Ex-DEA Agent Says Obama Admin. Lost ‘Gold Opportunity’ to ‘Crush’ Hezbollah

Nuclear negotiations with Iran sidelined operations against drug trafficking network

Natalie Johnson
January 11, 2018

The retired head of the Drug Enforcement Administration's special-operations division said on Wednesday the Obama administration squandered a chance to dismantle Hezbollah due in part to political motivations to clinch a nuclear deal with Iran.

Derek Maltz, who was in charge of a major law enforcement operation targeting Hezbollah's trafficking of cocaine, said the United States cannot again succumb to political distractions that allow the Iranian-backed terrorist to continue its narcoterrorism campaign.

 

(Snip)

Maltz echoed this sentiment on Wednesday, telling lawmakers the United States needs better interagency cooperation to confront Hezbollah's terrorism ambitions and the transnational criminal organizations that generate tens of millions of dollars for the Iranian-backed group.

"Sadly, 16 years after 9/11, we're still talking about information sharing.
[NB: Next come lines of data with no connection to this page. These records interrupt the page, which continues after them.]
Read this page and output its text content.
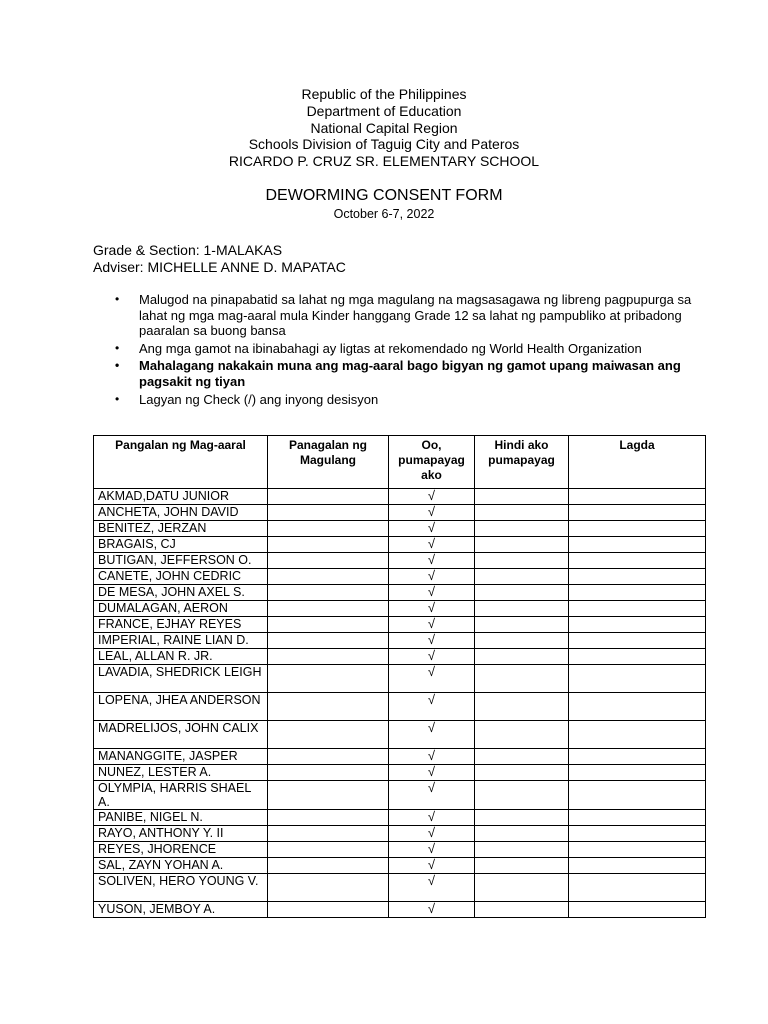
Republic of the Philippines
Department of Education
National Capital Region
Schools Division of Taguig City and Pateros
RICARDO P. CRUZ SR. ELEMENTARY SCHOOL
DEWORMING CONSENT FORM
October 6-7, 2022
Grade & Section: 1-MALAKAS
Adviser: MICHELLE ANNE D. MAPATAC
• Malugod na pinapabatid sa lahat ng mga magulang na magsasagawa ng libreng pagpupurga sa lahat ng mga mag-aaral mula Kinder hanggang Grade 12 sa lahat ng pampubliko at pribadong paaralan sa buong bansa
• Ang mga gamot na ibinabahagi ay ligtas at rekomendado ng World Health Organization
• Mahalagang nakakain muna ang mag-aaral bago bigyan ng gamot upang maiwasan ang pagsakit ng tiyan
• Lagyan ng Check (/) ang inyong desisyon
Pangalan ng Mag-aaral	Panagalan ng Magulang	Oo, pumapayag ako	Hindi ako pumapayag	Lagda
AKMAD,DATU JUNIOR		√		
ANCHETA, JOHN DAVID		√		
BENITEZ, JERZAN		√		
BRAGAIS, CJ		√		
BUTIGAN, JEFFERSON O.		√		
CANETE, JOHN CEDRIC		√		
DE MESA, JOHN AXEL S.		√		
DUMALAGAN, AERON		√		
FRANCE, EJHAY REYES		√		
IMPERIAL, RAINE LIAN D.		√		
LEAL, ALLAN R. JR.		√		
LAVADIA, SHEDRICK LEIGH		√		
LOPENA, JHEA ANDERSON		√		
MADRELIJOS, JOHN CALIX		√		
MANANGGITE, JASPER		√		
NUNEZ, LESTER A.		√		
OLYMPIA, HARRIS SHAEL A.		√		
PANIBE, NIGEL N.		√		
RAYO, ANTHONY Y. II		√		
REYES, JHORENCE		√		
SAL, ZAYN YOHAN A.		√		
SOLIVEN, HERO YOUNG V.		√		
YUSON, JEMBOY A.		√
It's a disaster," he testified. "If terrorists are turning to criminal networks for their funding, how can we have a system where the terrorist investigators and the intelligence community and others are not communicating properly with the law enforcement agencies?"

He said the Trump administration needs to identify who in the U.S. government is responsible for bringing together federal, state, and local agencies under an interagency task force to combat narcoterrorism.